La maratona di preghiera lanciata da Papa Francesco per unire i santuari mariani di tutto il mondo per la fine della pandemia è una forte iniziativa spirituale, ma anche un modo di ricordare la geopolitica del mondo cattolico

Durante l’udienza generale del 28 aprile 2021, Papa Francesco ha lanciato un’iniziativa spirituale forte e originale: “Guidati dai santuari sparsi nel mondo, in questo mese di maggio recitiamo il Rosario per invocare la fine della pandemia e la ripresa delle attività sociali e lavorative”. A maggio ci sono quindi 31 santuari mariani legati da un filo invisibile, che è quello della preghiera. Anche la storia del cristianesimo unisce questi luoghi sacri.

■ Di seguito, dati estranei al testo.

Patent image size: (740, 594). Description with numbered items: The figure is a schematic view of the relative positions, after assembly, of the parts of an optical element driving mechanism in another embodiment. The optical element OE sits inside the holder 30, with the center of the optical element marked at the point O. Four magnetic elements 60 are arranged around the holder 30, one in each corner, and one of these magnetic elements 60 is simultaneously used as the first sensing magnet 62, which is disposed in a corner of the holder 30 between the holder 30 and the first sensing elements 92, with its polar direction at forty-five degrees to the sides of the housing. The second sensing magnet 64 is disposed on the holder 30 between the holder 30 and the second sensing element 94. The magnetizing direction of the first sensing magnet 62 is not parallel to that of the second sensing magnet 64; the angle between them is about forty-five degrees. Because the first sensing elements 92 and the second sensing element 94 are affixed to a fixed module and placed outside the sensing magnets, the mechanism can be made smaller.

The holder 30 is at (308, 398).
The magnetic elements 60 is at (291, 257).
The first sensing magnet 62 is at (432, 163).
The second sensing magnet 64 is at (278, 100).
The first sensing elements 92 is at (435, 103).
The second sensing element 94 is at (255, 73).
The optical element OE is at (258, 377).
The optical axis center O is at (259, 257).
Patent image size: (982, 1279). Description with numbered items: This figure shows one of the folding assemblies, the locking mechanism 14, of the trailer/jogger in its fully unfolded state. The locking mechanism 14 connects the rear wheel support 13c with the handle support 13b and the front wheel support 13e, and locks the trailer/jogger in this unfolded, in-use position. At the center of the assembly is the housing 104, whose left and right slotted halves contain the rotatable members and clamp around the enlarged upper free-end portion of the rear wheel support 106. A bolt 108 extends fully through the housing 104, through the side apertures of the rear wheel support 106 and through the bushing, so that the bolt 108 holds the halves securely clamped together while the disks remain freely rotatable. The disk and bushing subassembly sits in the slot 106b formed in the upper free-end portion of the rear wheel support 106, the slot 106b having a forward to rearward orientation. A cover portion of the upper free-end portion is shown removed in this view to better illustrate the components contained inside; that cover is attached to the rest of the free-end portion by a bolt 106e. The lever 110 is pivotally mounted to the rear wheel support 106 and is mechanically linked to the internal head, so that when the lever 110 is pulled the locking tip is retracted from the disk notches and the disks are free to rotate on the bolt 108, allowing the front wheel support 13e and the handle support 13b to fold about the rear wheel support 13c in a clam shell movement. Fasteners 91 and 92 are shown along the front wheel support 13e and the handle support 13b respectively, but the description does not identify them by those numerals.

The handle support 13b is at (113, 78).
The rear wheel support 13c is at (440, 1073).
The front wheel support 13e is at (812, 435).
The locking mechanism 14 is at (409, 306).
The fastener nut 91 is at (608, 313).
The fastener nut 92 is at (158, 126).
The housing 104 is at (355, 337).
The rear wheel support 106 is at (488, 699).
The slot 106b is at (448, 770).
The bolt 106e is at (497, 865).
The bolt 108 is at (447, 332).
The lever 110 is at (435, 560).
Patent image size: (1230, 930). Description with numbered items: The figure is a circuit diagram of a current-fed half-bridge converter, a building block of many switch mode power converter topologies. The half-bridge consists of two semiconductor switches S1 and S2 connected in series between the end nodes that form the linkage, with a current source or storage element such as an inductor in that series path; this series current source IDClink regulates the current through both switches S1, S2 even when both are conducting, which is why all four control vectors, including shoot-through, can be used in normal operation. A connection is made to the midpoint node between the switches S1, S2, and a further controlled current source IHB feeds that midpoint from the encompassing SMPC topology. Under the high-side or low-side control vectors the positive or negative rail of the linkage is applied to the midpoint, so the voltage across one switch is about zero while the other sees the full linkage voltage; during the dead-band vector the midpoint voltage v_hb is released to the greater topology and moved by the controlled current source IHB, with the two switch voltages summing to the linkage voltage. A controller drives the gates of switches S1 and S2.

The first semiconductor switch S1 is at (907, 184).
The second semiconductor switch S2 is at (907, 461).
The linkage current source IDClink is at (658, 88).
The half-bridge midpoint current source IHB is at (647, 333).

Quindici di questi santuari sono situati in Europa, sette in Asia, sei nel continente americano, due in Africa e uno in Oceania (in Australia). La maggior parte di questi santuari risale al XIX secolo, ma alcuni sono molto più antichi, come il Santuario di Nostra Signora di Walsingham, in Inghilterra, di epoca medievale, o quello di Efeso, che risale all’inizio dell’era cristiana.

I santuari mariani e la diffusione del cristianesimo

L’elenco dei santuari mariani che partecipano a questa maratona di preghiera ricorda la diffusione del cristianesimo. La basilica dell’Annunciazione di Nazaret è il luogo in cui tutto è iniziato. Evoca la vita di Maria, la casa di Nazaret, che si trova nel santuario di Loreto, e quella in cui la Vergine Maria avrebbe vissuto i suoi ultimi giorni, vicino a Efeso (Turchia). La tradizione afferma che è qui che Maria si rifugiò, su consiglio dell’evangelista Giovanni, e secondo alcune fonti fu lì che avvenne l’Assunzione di Maria.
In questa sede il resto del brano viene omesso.